Studio album by Amber
- Released: 5 October 2004
- Recorded: 2003–2004
- Genre: Pop, rock, alternative dance
- Length: 47:22
- Label: JMCA
- Producer: Wolfram Dettki, Amber

Amber chronology
| Naked (2002) | My Kind of World (2004) | Undanced II (2007) |

= My Kind of World =

Amber's fourth album is titled My Kind of World. Amber co-wrote 10 of the 12 songs on the album.
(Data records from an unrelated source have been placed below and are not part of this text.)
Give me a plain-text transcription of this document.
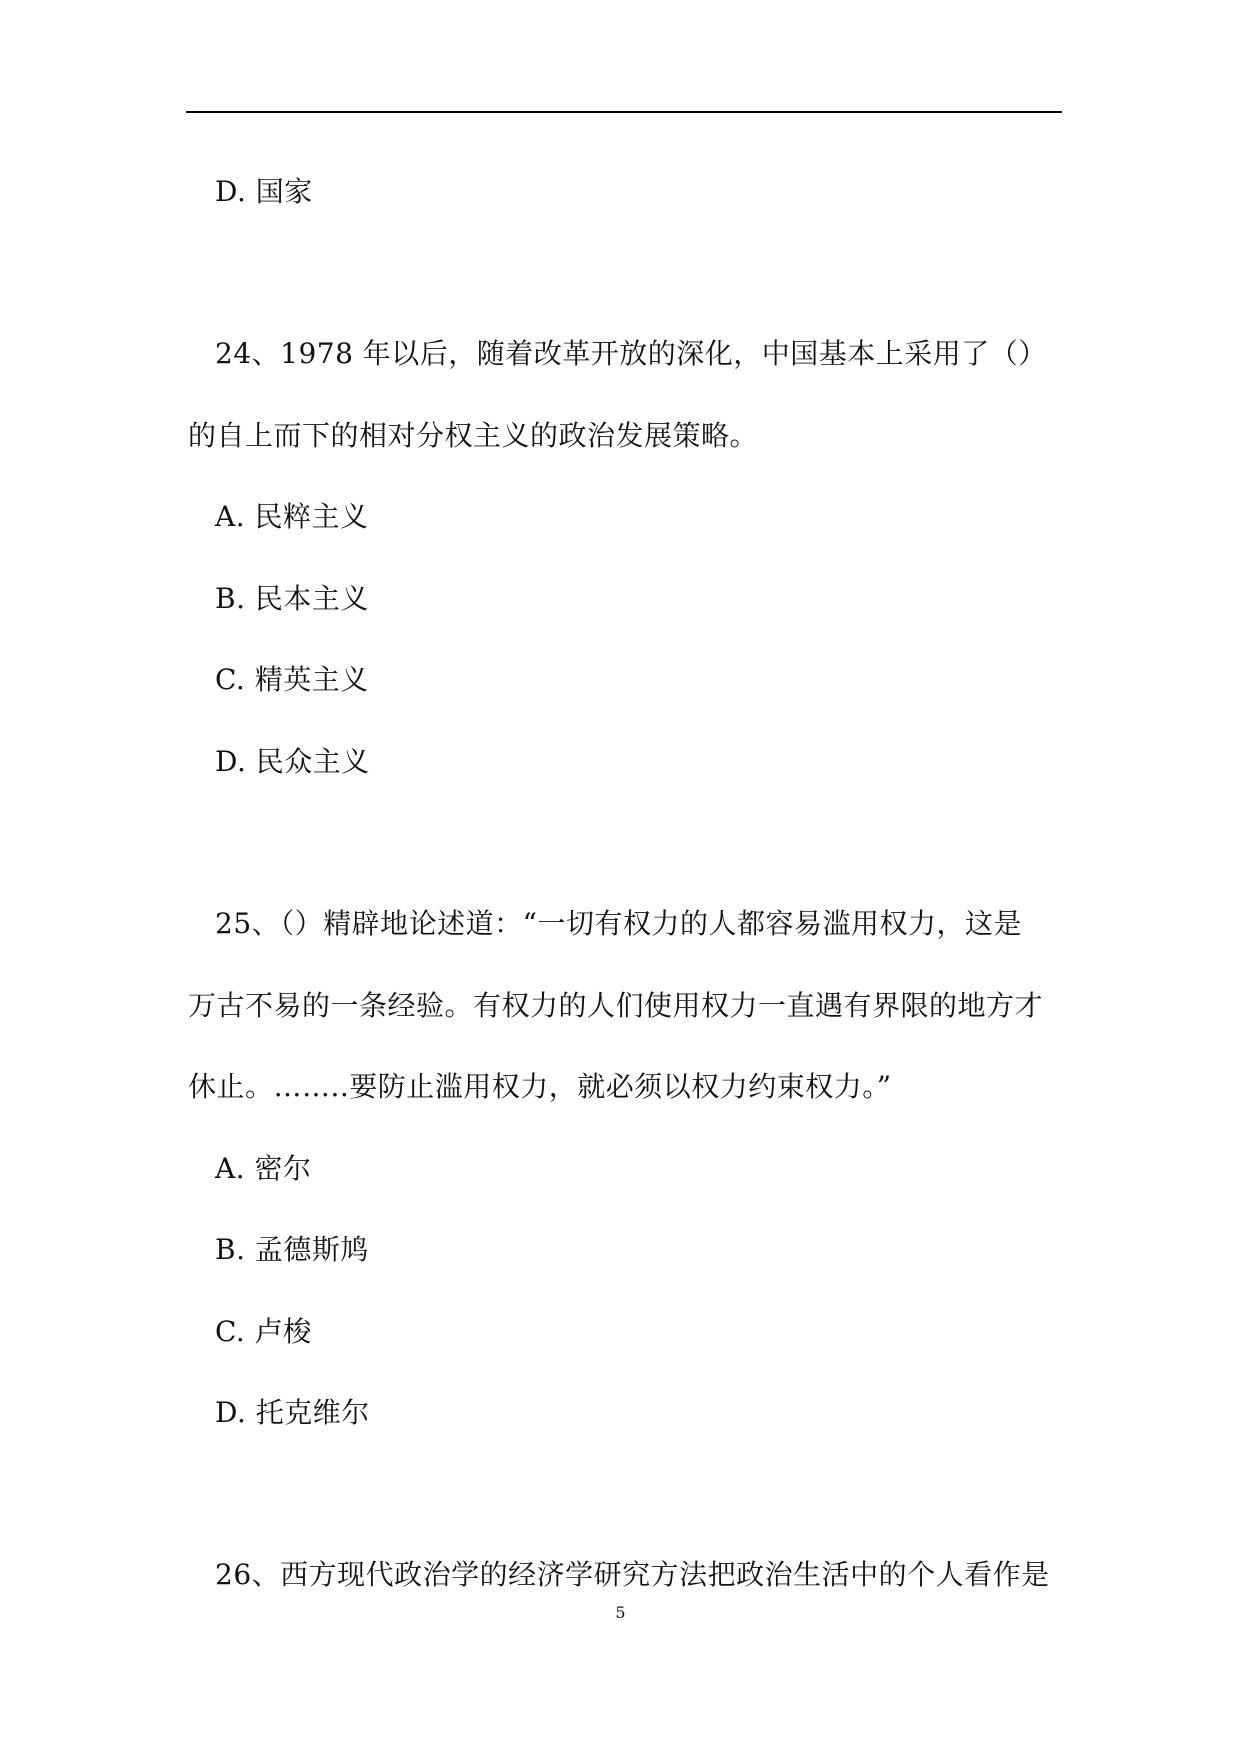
D. 国家
24、1978 年以后，随着改革开放的深化，中国基本上采用了（）
的自上而下的相对分权主义的政治发展策略。
A. 民粹主义
B. 民本主义
C. 精英主义
D. 民众主义
25、（）精辟地论述道：“一切有权力的人都容易滥用权力，这是
万古不易的一条经验。有权力的人们使用权力一直遇有界限的地方才
休止。……..要防止滥用权力，就必须以权力约束权力。”
A. 密尔
B. 孟德斯鸠
C. 卢梭
D. 托克维尔
26、西方现代政治学的经济学研究方法把政治生活中的个人看作是
5
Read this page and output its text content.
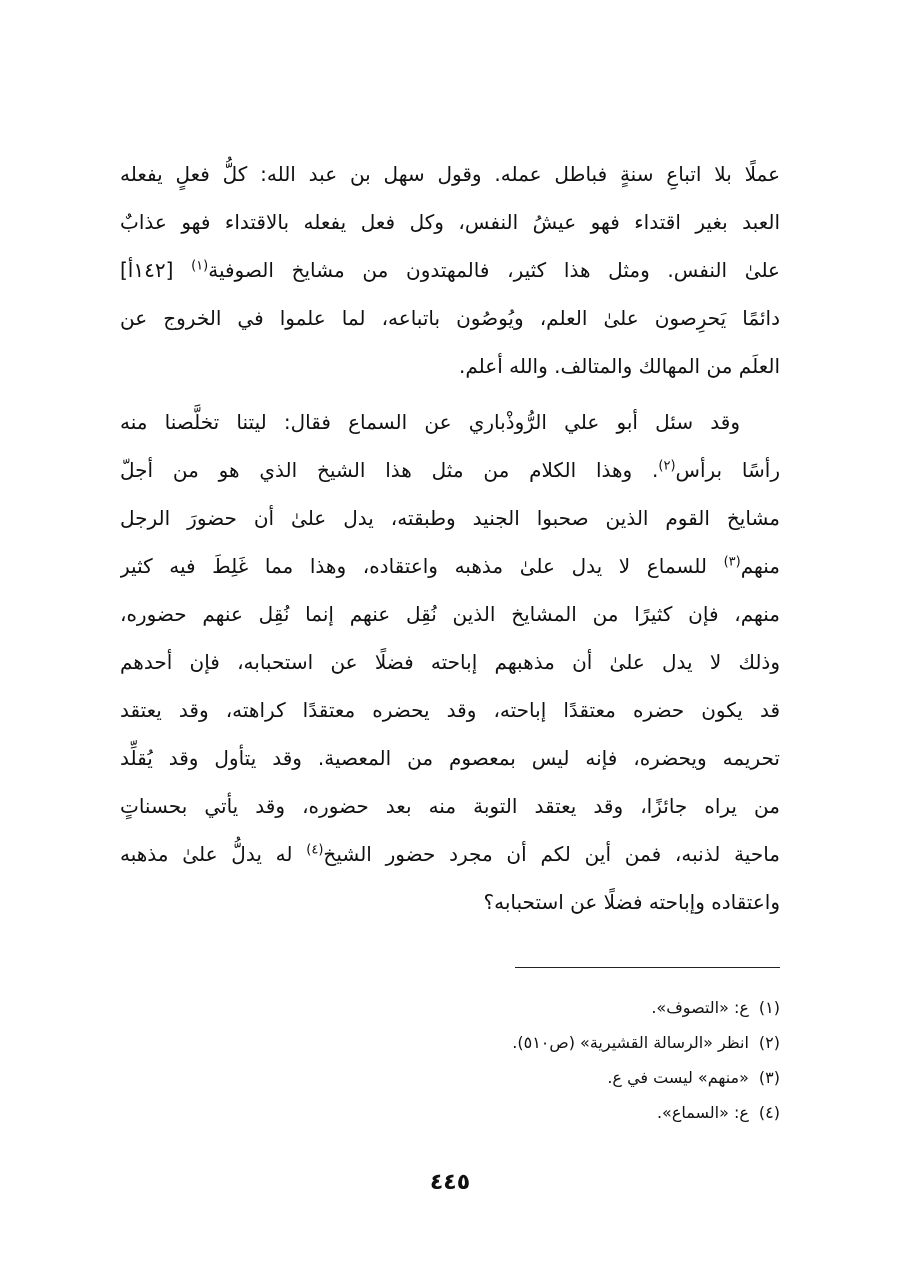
عملًا بلا اتباعِ سنةٍ فباطل عمله. وقول سهل بن عبد الله: كلُّ فعلٍ يفعله
العبد بغير اقتداء فهو عيشُ النفس، وكل فعل يفعله بالاقتداء فهو عذابٌ
علىٰ النفس. ومثل هذا كثير، فالمهتدون من مشايخ الصوفية$^{(١)}$ [١٤٢أ]
دائمًا يَحرِصون علىٰ العلم، ويُوصُون باتباعه، لما علموا في الخروج عن
العلَم من المهالك والمتالف. والله أعلم.
وقد سئل أبو علي الرُّوذْباري عن السماع فقال: ليتنا تخلَّصنا منه
رأسًا برأس$^{(٢)}$. وهذا الكلام من مثل هذا الشيخ الذي هو من أجلّ
مشايخ القوم الذين صحبوا الجنيد وطبقته، يدل علىٰ أن حضورَ الرجل
منهم$^{(٣)}$ للسماع لا يدل علىٰ مذهبه واعتقاده، وهذا مما غَلِطَ فيه كثير
منهم، فإن كثيرًا من المشايخ الذين نُقِل عنهم إنما نُقِل عنهم حضوره،
وذلك لا يدل علىٰ أن مذهبهم إباحته فضلًا عن استحبابه، فإن أحدهم
قد يكون حضره معتقدًا إباحته، وقد يحضره معتقدًا كراهته، وقد يعتقد
تحريمه ويحضره، فإنه ليس بمعصوم من المعصية. وقد يتأول وقد يُقلِّد
من يراه جائزًا، وقد يعتقد التوبة منه بعد حضوره، وقد يأتي بحسناتٍ
ماحية لذنبه، فمن أين لكم أن مجرد حضور الشيخ$^{(٤)}$ له يدلُّ علىٰ مذهبه
واعتقاده وإباحته فضلًا عن استحبابه؟
(١)ع: «التصوف».
(٢)انظر «الرسالة القشيرية» (ص٥١٠).
(٣)«منهم» ليست في ع.
(٤)ع: «السماع».
٤٤٥
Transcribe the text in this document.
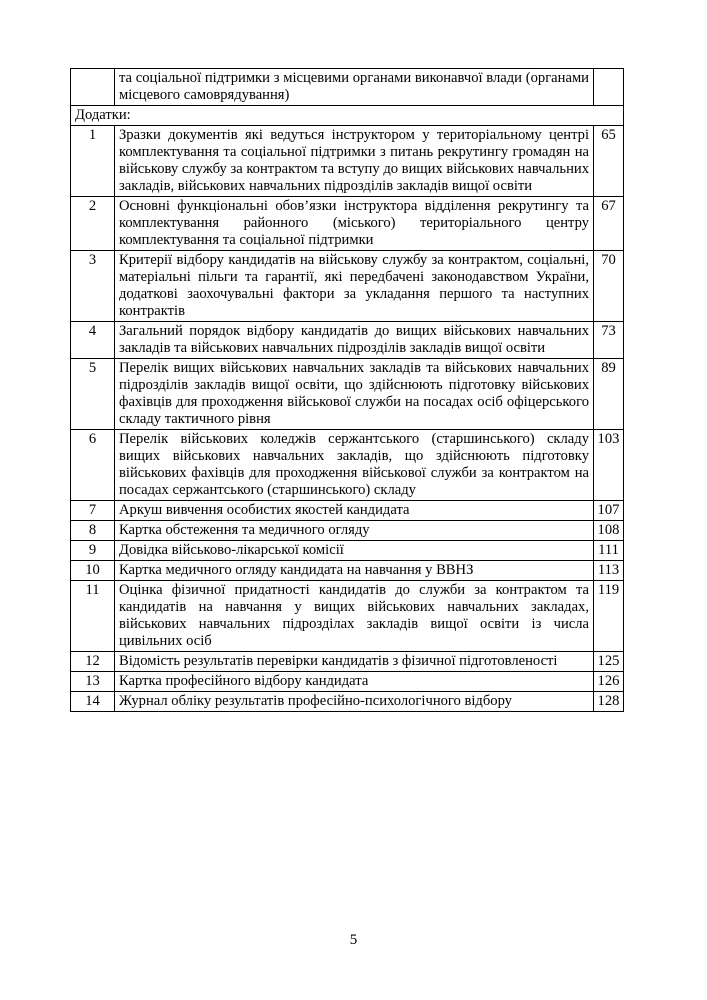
	та соціальної підтримки з місцевими органами виконавчої влади (органами місцевого самоврядування)	
Додатки:		
1	Зразки документів які ведуться інструктором у територіальному центрі комплектування та соціальної підтримки з питань рекрутингу громадян на військову службу за контрактом та вступу до вищих військових навчальних закладів, військових навчальних підрозділів закладів вищої освіти	65
2	Основні функціональні обов’язки інструктора відділення рекрутингу та комплектування районного (міського) територіального центру комплектування та соціальної підтримки	67
3	Критерії відбору кандидатів на військову службу за контрактом, соціальні, матеріальні пільги та гарантії, які передбачені законодавством України, додаткові заохочувальні фактори за укладання першого та наступних контрактів	70
4	Загальний порядок відбору кандидатів до вищих військових навчальних закладів та військових навчальних підрозділів закладів вищої освіти	73
5	Перелік вищих військових навчальних закладів та військових навчальних підрозділів закладів вищої освіти, що здійснюють підготовку військових фахівців для проходження військової служби на посадах осіб офіцерського складу тактичного рівня	89
6	Перелік військових коледжів сержантського (старшинського) складу вищих військових навчальних закладів, що здійснюють підготовку військових фахівців для проходження військової служби за контрактом на посадах сержантського (старшинського) складу	103
7	Аркуш вивчення особистих якостей кандидата	107
8	Картка обстеження та медичного огляду	108
9	Довідка військово-лікарської комісії	111
10	Картка медичного огляду кандидата на навчання у ВВНЗ	113
11	Оцінка фізичної придатності кандидатів до служби за контрактом та кандидатів на навчання у вищих військових навчальних закладах, військових навчальних підрозділах закладів вищої освіти із числа цивільних осіб	119
12	Відомість результатів перевірки кандидатів з фізичної підготовленості	125
13	Картка професійного відбору кандидата	126
14	Журнал обліку результатів професійно-психологічного відбору	128
5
The album features three singles: "You Move Me", "Voodoo" and "Just Like That."

==Track listing==
1. "Crucified Solitude"
2. "You Move Me"
3. "Voodoo"
4. "Same Old Paradise"
5. "Sacrificial Lamb"
6. "Private War"
7. "When a Love Grows Cold
8. "Just Like That (Romeo and Juliet)"
9. "City of Pain"
10. "Your Kind of World"
11. "More Time for a Child"
12. "Don't Follow Me Home"

== Singles ==

=== You Move Me ===
Released in 2004, it swiftly climbed the dance and club charts following its release, though it has received no mainstream radio support. "You Move Me" achieved a #4 peak on the Billboard Hot Dance Music/Club Play chart in October.

=== Voodoo ===
The Maxi Single "Voodoo" was released in June 2005. It peaked at #13 on the Hot Dance Music/Club Play chart.

=== Just Like That ===
The third and final single lifted from "My Kind of World", "Just Like That", released in 2005, is as of February 2006 a Top Ten Dance Format Radio hit in America. "Just Like That" peaked at #6 on the Hot Dance Music/Club Play chart.